Similarly, we must prepare ourselves for God’s giving of the Torah. If we would not prepare for receiving the Torah, it would be impossible for the Torah’s goals, directives, and instructions to stick to us and make an impact. We must first become people worthy of hearing the Torah’s sophisticated message. We must work on our character and only then can we utilize and apply the Torah. This idea is expressed in the Talmud: “Without proper character, there is no Torah.”

So God established a holiday in which we rejoice in the weeks spent in preparation for the giving of the Torah. We revel in the beautiful and refined people that we have become as a result of the previous seven weeks, knowing that it is only due to this tremendous self-improvement that we merit receiving His instructions for living, carrying out God’s plans for the world through the Torah.

Celebrating the counting and preparations also brings to life the concept of the application of Torah being primary, and not just the intellectual study, even if one studies with sincere and holy intentions. The goal of study is to impact upon all of our actions and thoughts in fulfilling the entirety of the Torah’s 613 laws. On Shavuot we accept and recommit ourselves to the wholeness of Torah.


This clarifies a common misconception regarding Shavuot and returns us to our opening question as to why Shavuot has no specific mitzvah or observance prescribed.

Generally, it is understood that the focus of Shavuot is the commandment to study Torah. While this may be true if measured by a standard of time, since we do spend the entire Shavuot night studying Torah, it is inaccurate, nonetheless. Rather, the focus of Shavuot should be a reestablishment of our connection to the entire Torah, with all of its laws.

Whenever we experience a festival, we are not simply commemorating an event; we are reliving it. Every festival is an opportunity for growth because the festival is infused with spiritual forces that were unleashed due to some historical event.

On Shavuot, the Jewish people received and accepted the Torah. Thus, every year we accept the Torah anew, and we must find ways in our personal service of God to strengthen our commitment to all of Torah.

Perhaps it is for this reason that the Torah does not prescribe a specific ritual observance for Shavuot. On other holidays, the Torah gives specific directions both in the letter and the spirit of the laws. At times, one can “get lost” in the performance of the ritual and fail to achieve significant general growth due to a lack of focus on the general meaning of the festival. The Torah accounts for this, but for most holidays allows the fulfillment of an observance to suffice.

On Shavuot, however, the Torah does not want us to become “distracted” by the performance of any specific commandment.

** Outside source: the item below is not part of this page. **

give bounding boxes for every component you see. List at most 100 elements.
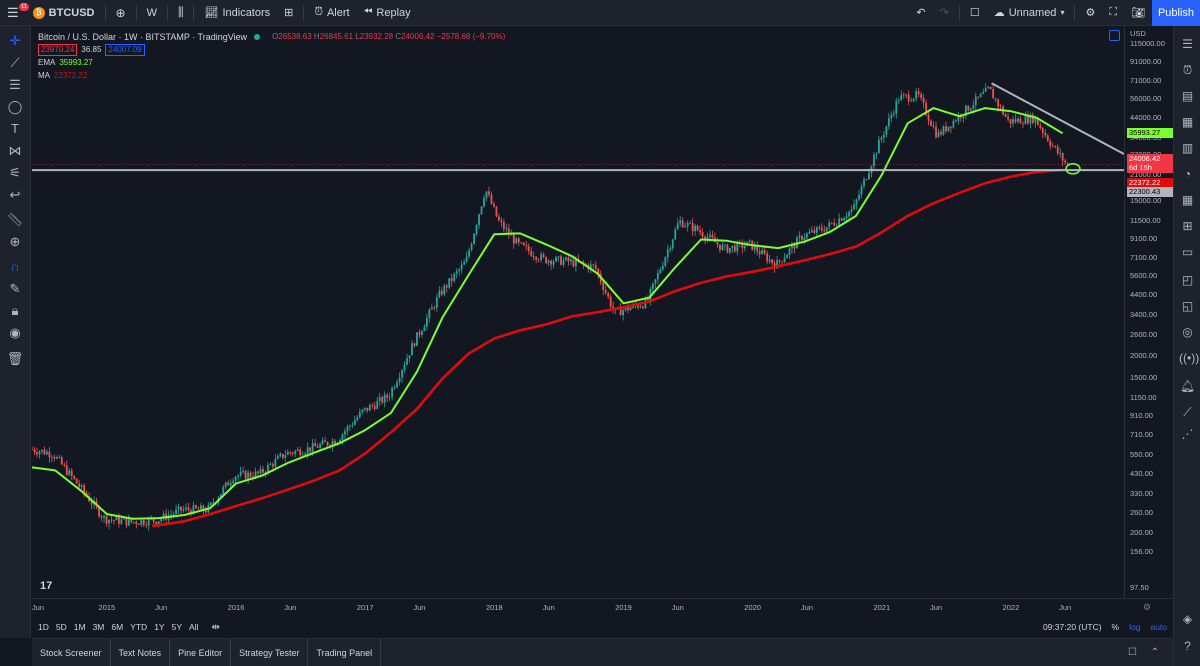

The giving of the Torah is far too powerful and all encompassing to enable any expression of specific ritual through physical action to be meaningful. The Torah includes all commandments. A mitzvah ritual obligation would actually detract from, not enhance, the general goal of a recommitment to the entire Torah on Shavuot.

We learn all night and as much as possible on Shavuot to show how precious the Torah is to us and to express our great desire to know all of God’s Torah. It is only with knowledge of the Torah that we can begin to allow it to impact upon us as people. Only through the knowledge of Torah will our character improve, and only through study will we become familiar with all its laws. But we can’t allow Torah study alone to “steal” the day. We must realize that the focus of Shavuot must be to recommit ourselves to the entirety of Torah and its laws.